Apa hubungan langsung antara hujan dan banjir? Jika hujan menyebabkan banjir, mengapa tuduhan tidak dialamatkan juga kepada gumpalan awan mendung? Jika gumpalan awan menyebabkan hujan, mengapa kutukan tak dituduhkan ke lapis atmosfer yang menggantung awan? Bila lapis atmosfer juga hendak dirajam, mengapa kau tak menyalahkan matahari yang telah merebus air di muka bumi sehingga lahirlah uap-uap air?

Di era di mana ilmu pengetahuan dan ilmuwan telah berdiri congkak menantang kumpulan ajaran-ajaran agama mengenai ketuhanan, orang-orang di perkotaan justru dihadapkan pada kekhawatiran terhadap awan hitam, terhadap hujan. Hujan dikerangkeng dalam posisi sebagai biang kerok banjir.



Banjir memang suatu fenomena yang menggelisahkan dan menakutkan. Ada semacam trauma mendalam. Seperti, tenggelamnya dunia di masa Nabi Nuh dulu. Kisah itu bertahan ribuan tahun dan kemudian diabadikan dalam kitab suci yang abadi.

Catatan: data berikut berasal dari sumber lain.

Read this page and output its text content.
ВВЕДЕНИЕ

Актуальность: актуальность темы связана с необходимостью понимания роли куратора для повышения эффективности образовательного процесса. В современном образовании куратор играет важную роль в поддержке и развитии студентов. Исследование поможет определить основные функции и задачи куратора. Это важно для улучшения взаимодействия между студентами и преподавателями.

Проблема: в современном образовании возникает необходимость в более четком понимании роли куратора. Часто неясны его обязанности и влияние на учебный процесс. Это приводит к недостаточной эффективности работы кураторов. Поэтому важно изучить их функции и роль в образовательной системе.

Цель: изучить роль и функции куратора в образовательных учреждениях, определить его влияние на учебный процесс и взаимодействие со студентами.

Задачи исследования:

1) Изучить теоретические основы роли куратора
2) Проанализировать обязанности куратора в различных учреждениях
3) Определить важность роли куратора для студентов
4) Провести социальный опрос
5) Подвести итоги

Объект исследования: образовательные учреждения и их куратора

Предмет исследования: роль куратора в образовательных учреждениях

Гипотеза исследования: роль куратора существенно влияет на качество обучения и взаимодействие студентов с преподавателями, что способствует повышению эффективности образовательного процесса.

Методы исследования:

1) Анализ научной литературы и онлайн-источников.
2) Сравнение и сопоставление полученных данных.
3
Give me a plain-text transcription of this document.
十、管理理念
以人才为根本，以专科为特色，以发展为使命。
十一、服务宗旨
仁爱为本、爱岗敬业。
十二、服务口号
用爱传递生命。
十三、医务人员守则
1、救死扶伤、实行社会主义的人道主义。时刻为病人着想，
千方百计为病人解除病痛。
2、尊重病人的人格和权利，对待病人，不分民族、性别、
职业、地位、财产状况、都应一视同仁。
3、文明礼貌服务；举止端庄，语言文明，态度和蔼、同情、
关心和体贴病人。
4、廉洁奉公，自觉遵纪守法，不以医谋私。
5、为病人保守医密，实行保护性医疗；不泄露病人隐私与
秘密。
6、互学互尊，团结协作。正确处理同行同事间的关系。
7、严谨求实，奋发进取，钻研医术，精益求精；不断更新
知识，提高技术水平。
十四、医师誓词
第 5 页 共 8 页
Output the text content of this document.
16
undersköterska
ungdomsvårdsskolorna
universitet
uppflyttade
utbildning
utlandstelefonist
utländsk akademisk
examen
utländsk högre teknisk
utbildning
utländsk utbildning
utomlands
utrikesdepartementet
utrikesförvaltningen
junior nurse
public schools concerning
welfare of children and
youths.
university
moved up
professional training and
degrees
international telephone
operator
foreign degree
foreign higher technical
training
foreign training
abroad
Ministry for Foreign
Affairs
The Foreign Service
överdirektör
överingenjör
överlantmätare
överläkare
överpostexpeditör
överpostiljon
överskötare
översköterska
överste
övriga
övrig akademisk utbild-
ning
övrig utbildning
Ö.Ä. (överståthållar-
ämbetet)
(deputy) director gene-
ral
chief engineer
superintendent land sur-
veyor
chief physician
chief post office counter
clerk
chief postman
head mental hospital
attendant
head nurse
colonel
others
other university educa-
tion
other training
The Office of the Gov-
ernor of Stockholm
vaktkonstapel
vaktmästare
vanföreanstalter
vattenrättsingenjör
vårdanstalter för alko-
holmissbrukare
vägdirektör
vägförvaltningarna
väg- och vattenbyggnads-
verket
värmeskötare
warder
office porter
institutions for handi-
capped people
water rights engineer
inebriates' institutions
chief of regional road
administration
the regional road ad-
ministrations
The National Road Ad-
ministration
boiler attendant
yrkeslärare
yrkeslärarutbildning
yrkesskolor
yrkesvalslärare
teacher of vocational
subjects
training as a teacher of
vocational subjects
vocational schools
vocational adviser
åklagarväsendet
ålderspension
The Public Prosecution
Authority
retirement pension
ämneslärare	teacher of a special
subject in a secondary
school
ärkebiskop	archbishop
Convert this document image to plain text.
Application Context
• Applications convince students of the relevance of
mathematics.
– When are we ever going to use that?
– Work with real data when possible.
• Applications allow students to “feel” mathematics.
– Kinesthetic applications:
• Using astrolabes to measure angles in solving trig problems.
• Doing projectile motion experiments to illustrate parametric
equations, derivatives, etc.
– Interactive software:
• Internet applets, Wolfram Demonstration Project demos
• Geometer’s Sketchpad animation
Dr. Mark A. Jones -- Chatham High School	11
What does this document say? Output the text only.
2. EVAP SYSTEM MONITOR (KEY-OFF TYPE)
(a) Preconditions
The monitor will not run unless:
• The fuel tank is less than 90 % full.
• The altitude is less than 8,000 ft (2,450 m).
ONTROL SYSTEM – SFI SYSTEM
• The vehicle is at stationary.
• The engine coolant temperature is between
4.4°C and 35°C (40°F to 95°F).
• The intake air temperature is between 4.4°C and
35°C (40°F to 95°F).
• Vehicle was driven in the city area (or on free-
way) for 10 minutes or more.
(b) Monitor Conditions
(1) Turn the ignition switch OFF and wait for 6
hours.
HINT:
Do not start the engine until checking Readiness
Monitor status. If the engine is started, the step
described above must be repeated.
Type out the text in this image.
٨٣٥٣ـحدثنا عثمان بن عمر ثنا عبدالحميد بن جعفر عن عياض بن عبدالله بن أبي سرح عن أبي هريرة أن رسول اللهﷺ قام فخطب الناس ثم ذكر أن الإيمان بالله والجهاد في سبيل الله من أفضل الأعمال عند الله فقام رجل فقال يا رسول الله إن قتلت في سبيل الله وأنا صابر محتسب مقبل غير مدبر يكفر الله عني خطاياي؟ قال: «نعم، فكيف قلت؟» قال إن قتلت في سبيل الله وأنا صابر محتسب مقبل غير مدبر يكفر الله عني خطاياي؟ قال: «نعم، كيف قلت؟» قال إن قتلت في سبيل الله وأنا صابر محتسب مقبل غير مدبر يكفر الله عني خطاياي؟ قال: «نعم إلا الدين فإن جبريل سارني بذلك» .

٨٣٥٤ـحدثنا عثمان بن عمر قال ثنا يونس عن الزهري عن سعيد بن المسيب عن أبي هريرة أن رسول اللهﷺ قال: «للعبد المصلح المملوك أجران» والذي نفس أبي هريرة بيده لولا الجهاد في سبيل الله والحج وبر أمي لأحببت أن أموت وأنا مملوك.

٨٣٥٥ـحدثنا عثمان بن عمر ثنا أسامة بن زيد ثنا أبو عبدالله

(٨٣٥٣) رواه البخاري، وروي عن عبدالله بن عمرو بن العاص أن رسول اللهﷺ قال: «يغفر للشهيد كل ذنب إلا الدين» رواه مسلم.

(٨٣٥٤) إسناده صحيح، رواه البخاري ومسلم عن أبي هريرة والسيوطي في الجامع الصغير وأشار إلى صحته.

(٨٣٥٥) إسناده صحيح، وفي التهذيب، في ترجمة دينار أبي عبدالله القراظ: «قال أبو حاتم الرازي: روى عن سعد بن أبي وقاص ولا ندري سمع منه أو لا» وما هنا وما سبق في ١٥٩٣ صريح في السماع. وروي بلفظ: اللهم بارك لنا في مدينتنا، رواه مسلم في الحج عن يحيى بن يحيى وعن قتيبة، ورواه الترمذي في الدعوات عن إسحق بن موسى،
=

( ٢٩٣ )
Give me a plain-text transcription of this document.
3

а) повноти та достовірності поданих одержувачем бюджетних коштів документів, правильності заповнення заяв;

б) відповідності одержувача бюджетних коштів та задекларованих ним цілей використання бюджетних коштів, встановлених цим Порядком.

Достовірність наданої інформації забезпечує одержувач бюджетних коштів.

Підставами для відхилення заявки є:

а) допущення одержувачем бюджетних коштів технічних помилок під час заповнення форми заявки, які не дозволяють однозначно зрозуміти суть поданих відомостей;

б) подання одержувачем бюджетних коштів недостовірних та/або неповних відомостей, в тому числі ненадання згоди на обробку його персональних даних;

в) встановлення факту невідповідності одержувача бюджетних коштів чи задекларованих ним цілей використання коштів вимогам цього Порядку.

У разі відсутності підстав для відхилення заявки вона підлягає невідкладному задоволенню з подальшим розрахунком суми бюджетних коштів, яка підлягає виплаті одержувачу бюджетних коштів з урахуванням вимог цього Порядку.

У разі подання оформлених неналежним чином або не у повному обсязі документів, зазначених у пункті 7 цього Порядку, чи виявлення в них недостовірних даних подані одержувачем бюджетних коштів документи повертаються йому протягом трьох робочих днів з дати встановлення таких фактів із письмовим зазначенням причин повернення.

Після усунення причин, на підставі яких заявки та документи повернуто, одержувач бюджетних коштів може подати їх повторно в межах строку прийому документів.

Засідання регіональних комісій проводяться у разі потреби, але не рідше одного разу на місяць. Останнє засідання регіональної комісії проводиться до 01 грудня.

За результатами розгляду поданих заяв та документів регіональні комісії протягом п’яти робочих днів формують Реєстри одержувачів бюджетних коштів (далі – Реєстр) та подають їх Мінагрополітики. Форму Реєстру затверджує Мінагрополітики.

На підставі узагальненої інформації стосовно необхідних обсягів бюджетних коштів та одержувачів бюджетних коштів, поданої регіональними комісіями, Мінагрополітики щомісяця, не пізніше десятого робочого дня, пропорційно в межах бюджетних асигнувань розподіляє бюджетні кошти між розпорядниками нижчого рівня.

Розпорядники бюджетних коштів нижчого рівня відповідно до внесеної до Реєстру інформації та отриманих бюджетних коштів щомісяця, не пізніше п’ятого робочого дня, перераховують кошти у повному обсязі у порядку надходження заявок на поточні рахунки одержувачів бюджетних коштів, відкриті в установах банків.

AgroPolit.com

Kisahnya membayang dan mentradisi.  Rumah, sawah, lalu kini perkantoran dan pusat bisnis, terendam dan tenggelam dalam air.

Pekerjaan terhenti, keuntungan tersendat karena kapital tak berputar, dan lebih dari itu, nyawa menjadi taruhan. Bila manusia diposisikan sebagai alat produksi, maka kehilangan nyawa manusia bukan lagi sebuah tragedi, melainkan kerugian modal. Dalam labirin kapitalisme, itu merupakan hal haram.

Dari sisi itu, kalaupun hujan dianggap tak menyebabkan banjir, maka hujan akan dianggap sebagai penghalang bagi produktifitas manusia-manusia pekerja. Hujan memaksa orang-orang menghentikan kegiatannya sejenak. Di dalam sebuah perkantoran, mungkin aktivitas akan tetap berjalan, tapi arus distribusi yang melibatkan manusia tetap terpengaruh.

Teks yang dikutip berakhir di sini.